The Didi investment all but confirms Apple’s ambitions in the future of driving. Long an open secret in Cupertino, Apple has been working on driver-less vehicle technology for years. People familiar with the company’s plans told the Wall Street Journal that Apple has been recruiting from technology and automotive companies, and the project now involves more than 1,000 employees at the firm.
For now, Apple can use the troves of data from Didi to examine driver behavior and traffic patterns, augmenting its existing assets in mapping and artificial intelligence to deploy in any future driver-less car technology.
An About-Face on Startups
Apple shares have declined 14 percent year-to-date and 29 percent in the last twelve months on concerns about growth, specifically demand for its iPhone. A recent Nikkei report stated that Taiwan-based component makers are getting “significantly fewer orders from Apple in the second half of the year compared with a year ago,” alluding to possibly dampened demand for the upcoming iPhone 7 in the second-half of 2016.

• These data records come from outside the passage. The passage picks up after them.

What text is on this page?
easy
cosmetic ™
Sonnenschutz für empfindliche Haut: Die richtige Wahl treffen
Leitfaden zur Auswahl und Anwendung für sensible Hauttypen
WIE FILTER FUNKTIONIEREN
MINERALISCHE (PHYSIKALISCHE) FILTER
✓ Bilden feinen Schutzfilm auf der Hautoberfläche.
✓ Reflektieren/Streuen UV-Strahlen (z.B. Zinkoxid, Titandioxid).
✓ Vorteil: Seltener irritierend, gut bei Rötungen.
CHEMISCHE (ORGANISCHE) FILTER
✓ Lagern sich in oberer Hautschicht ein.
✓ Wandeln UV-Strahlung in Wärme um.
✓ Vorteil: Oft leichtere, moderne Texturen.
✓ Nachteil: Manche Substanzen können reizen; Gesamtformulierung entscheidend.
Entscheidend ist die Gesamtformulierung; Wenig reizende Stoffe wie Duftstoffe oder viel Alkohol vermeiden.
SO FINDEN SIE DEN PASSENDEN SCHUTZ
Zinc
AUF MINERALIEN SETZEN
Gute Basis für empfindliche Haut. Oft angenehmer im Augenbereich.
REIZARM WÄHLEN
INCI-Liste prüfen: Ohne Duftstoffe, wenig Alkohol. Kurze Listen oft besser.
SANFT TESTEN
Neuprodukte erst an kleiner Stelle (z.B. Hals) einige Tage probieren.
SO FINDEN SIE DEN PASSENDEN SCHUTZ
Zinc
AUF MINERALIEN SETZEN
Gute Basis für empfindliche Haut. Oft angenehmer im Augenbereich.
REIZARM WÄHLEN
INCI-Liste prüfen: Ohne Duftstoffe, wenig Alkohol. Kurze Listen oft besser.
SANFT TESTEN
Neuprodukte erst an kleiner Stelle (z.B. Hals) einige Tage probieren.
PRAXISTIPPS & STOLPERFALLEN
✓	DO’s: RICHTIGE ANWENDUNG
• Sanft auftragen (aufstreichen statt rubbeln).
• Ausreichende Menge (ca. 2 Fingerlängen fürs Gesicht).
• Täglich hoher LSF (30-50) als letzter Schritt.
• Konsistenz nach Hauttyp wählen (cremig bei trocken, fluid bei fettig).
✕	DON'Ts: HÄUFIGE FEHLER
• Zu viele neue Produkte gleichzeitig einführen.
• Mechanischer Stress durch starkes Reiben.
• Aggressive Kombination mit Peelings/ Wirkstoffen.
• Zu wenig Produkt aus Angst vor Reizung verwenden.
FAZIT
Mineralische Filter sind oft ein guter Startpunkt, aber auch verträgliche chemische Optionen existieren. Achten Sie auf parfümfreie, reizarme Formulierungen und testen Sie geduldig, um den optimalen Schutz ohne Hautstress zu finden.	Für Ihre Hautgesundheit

Growth therefore could come in the form of future technologies outside of its traditional business. While it’s unusual for Apple to participate in a fundraising round for a startup, the Didi investment signals more activity in this space going forward.
Didi “gives them a better presence on the table in China, a better presence in the transportation market, it’s all the things Apple has aspired to having,” RBC Capital Markets analyst Amit Daryanani said on “Bloomberg Markets.” “It’s surprising Apple doesn’t have Apple Ventures as a more aggressive foray into doing this type of investment.”
But that could be changing. Cook recently hailed the strength of Apple’s balance sheet, including its $230 billion cash war chest. In a Wall Street Journal report in January, Cook said the company’s cash balance is “worth more” during periods of economic distress for startups as valuations drop and funding tightens.